You can't just say because you saw the trailer / read a review and it looked like a good movie?

CONSUELO
06-06-2015, 04:20 PM
I'm not sure what would be best for you but perhaps telling her would open things up. You live so close that keeping it a complete secret would be a tremendous burden. I was struck by something that Caitlyn Jenner said in her Vanity Fair interview. She felt she was living a "lie" in that she was not being what she felt she wanted to be in life. We all do this to a greater or lesser degree but it is a burden and for you and one day she will see you and perhaps accidental discovery would be harder for her than your telling her.

Maxi
06-06-2015, 05:08 PM
If ever asked about it, explain, It's very educational.

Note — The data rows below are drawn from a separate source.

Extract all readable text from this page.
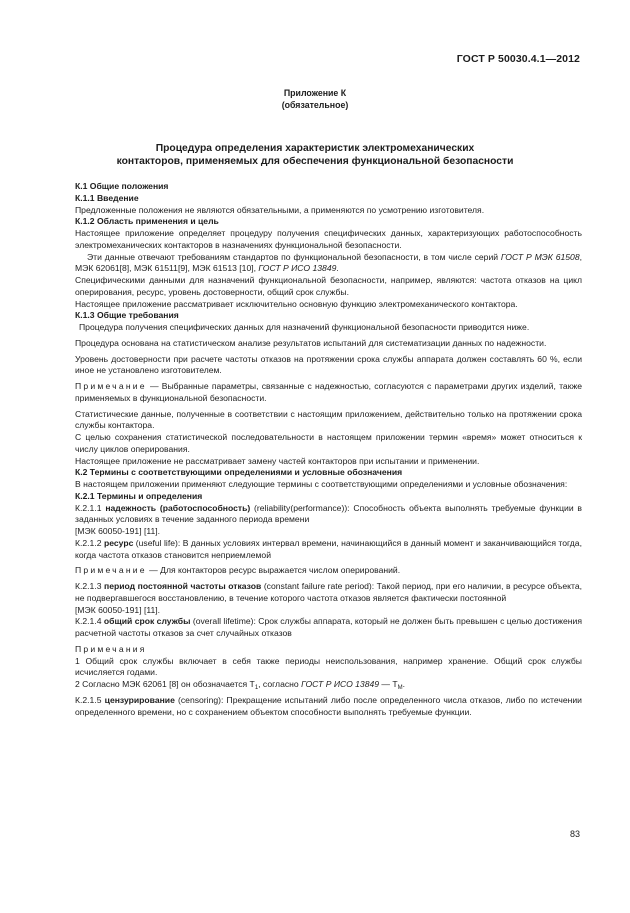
ГОСТ Р 50030.4.1—2012
Приложение К
(обязательное)
Процедура определения характеристик электромеханических
контакторов, применяемых для обеспечения функциональной безопасности

К.1 Общие положения

К.1.1 Введение

Предложенные положения не являются обязательными, а применяются по усмотрению изготовителя.

К.1.2 Область применения и цель

Настоящее приложение определяет процедуру получения специфических данных, характеризующих работоспособность электромеханических контакторов в назначениях функциональной безопасности.

Эти данные отвечают требованиям стандартов по функциональной безопасности, в том числе серий ГОСТ Р МЭК 61508, МЭК 62061[8], МЭК 61511[9], МЭК 61513 [10], ГОСТ Р ИСО 13849.

Специфическими данными для назначений функциональной безопасности, например, являются: частота отказов на цикл оперирования, ресурс, уровень достоверности, общий срок службы.

Настоящее приложение рассматривает исключительно основную функцию электромеханического контактора.

К.1.3 Общие требования

Процедура получения специфических данных для назначений функциональной безопасности приводится ниже.

Процедура основана на статистическом анализе результатов испытаний для систематизации данных по надежности.

Уровень достоверности при расчете частоты отказов на протяжении срока службы аппарата должен составлять 60 %, если иное не установлено изготовителем.

Примечание — Выбранные параметры, связанные с надежностью, согласуются с параметрами других изделий, также применяемых в функциональной безопасности.

Статистические данные, полученные в соответствии с настоящим приложением, действительно только на протяжении срока службы контактора.

С целью сохранения статистической последовательности в настоящем приложении термин «время» может относиться к числу циклов оперирования.

Настоящее приложение не рассматривает замену частей контакторов при испытании и применении.

К.2 Термины с соответствующими определениями и условные обозначения

В настоящем приложении применяют следующие термины с соответствующими определениями и условные обозначения:

К.2.1 Термины и определения

К.2.1.1 надежность (работоспособность) (reliability(performance)): Способность объекта выполнять требуемые функции в заданных условиях в течение заданного периода времени

[МЭК 60050-191] [11].

К.2.1.2 ресурс (useful life): В данных условиях интервал времени, начинающийся в данный момент и заканчивающийся тогда, когда частота отказов становится неприемлемой

Примечание — Для контакторов ресурс выражается числом оперирований.

К.2.1.3 период постоянной частоты отказов (constant failure rate period): Такой период, при его наличии, в ресурсе объекта, не подвергавшегося восстановлению, в течение которого частота отказов является фактически постоянной

[МЭК 60050-191] [11].

К.2.1.4 общий срок службы (overall lifetime): Срок службы аппарата, который не должен быть превышен с целью достижения расчетной частоты отказов за счет случайных отказов

Примечания

1 Общий срок службы включает в себя также периоды неиспользования, например хранение. Общий срок службы исчисляется годами.

2 Согласно МЭК 62061 [8] он обозначается $T_1$, согласно ГОСТ Р ИСО 13849 — $T_M$.

К.2.1.5 цензурирование (censoring): Прекращение испытаний либо после определенного числа отказов, либо по истечении определенного времени, но с сохранением объектом способности выполнять требуемые функции.

83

It has really opened your eyes as to how much work it takes a female to try to be what men expect. It helps you relate to them. And how you have learned, "Men are pigs", for expecting so much of women. Also how much work they have had to do, just to look like they do.

That's how I explained it to my sister, who said she is happy I have I have finally learned why women feel like they do toward men.

2B Natasha
06-07-2015, 01:06 PM
Thanks for all your input. I'm still not sure what I am going to do in the long run. I think it would be best to tell her, just to get it out of the way. It would make my life a little easier I suppose.

anyway. Something for me to think about.

Cheers

Sharon B.
06-07-2015, 01:59 PM
When I was getting a divorce twenty plus years ago my ex made it a point to call my side of the family up and tell them about my cross-dressing. My side never did asked me one way or another about it. To this day I haven't said nothing about it either.

DonnaT
06-09-2015, 03:26 PM
I think so, because at some point, someone on your wife's side of the family will mention it in your mother's presence. It would be best if she was prepared, properly by you.

If she asks why you are telling, it's because of your wife telling your secret to others.